Cette semaine, la presse internationale s’est départie des analyses politiques pour pénétrer au cœur de la crise, plus précisément sur les lignes de fracture que les événements en Syrie dessinent depuis plus d’un an.
Vice
Vice est un site américain qui héberge documentaires et reportages au long cours. Cette semaine, Mitchell Prothero a suivi les combattants de l’ASL à la frontière libano-syrienne.
La nuit commence à tomber lorsque les rebelles se mettent en position derrière un verger d’oliviers et de citronniers. Nous sommes à 500 mètres de la frontière avec la Syrie, au nord du village sombre et poussiéreux de Qaa. Je me suis posté à côté d’un Libanais que je nommerai Hussein qui supervise 200 combattants dans cette zone. «Nous déplaçons certains combattants vers la ville syrienne de Qusayr afin de distraire les troupes d’Assad». Sa brigade est chargée de surveiller la circulation d’argent, d’armes et d’insurgés à travers la frontière.

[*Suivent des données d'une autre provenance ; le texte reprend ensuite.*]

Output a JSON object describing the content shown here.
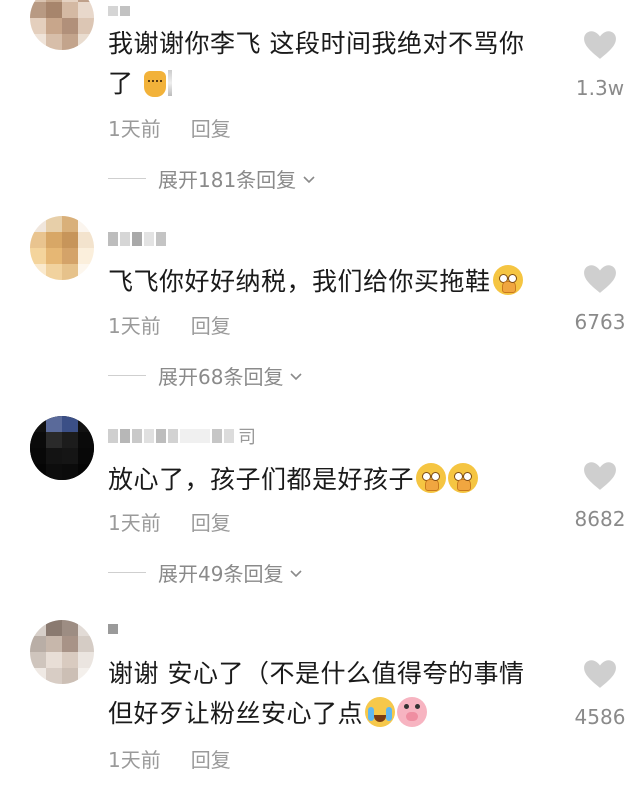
{
  "colors": {
    "heart": "#cfcfcf",
    "meta_text": "#9a9a9a",
    "body_text": "#1a1a1a"
  },
  "comments": [
    {
      "text_lines": [
        "我谢谢你李飞 这段时间我绝对不骂你",
        "了"
      ],
      "emojis": [
        "cat-emoji"
      ],
      "time": "1天前",
      "reply_label": "回复",
      "likes": "1.3w",
      "expand_label": "展开181条回复"
    },
    {
      "text_lines": [
        "飞飞你好好纳税，我们给你买拖鞋"
      ],
      "emojis": [
        "pray-emoji"
      ],
      "time": "1天前",
      "reply_label": "回复",
      "likes": "6763",
      "expand_label": "展开68条回复"
    },
    {
      "username_fragment": "司",
      "text_lines": [
        "放心了，孩子们都是好孩子"
      ],
      "emojis": [
        "pray-emoji",
        "pray-emoji"
      ],
      "time": "1天前",
      "reply_label": "回复",
      "likes": "8682",
      "expand_label": "展开49条回复"
    },
    {
      "text_lines": [
        "谢谢 安心了（不是什么值得夸的事情",
        "但好歹让粉丝安心了点"
      ],
      "emojis": [
        "cry-emoji",
        "pig-emoji"
      ],
      "time": "1天前",
      "reply_label": "回复",
      "likes": "4586"
    }
  ]
}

Il interrompt notre conversation pour donner un ordre sur son talkie-walkie, le plus discrètement possible pour éviter que son signal soit intercepté.
«OK», ordonne Hussein. «On se déplace».
Ses soldats se déploient à travers l’oliveraie, se préparant à attaquer les bâtiments en béton entourés de sacs de sable, à distraire les gardes-frontières, alors qu’une autre unité de combattants, postée à sept kilomètres, traverse la frontière incognito. Un leurre classique.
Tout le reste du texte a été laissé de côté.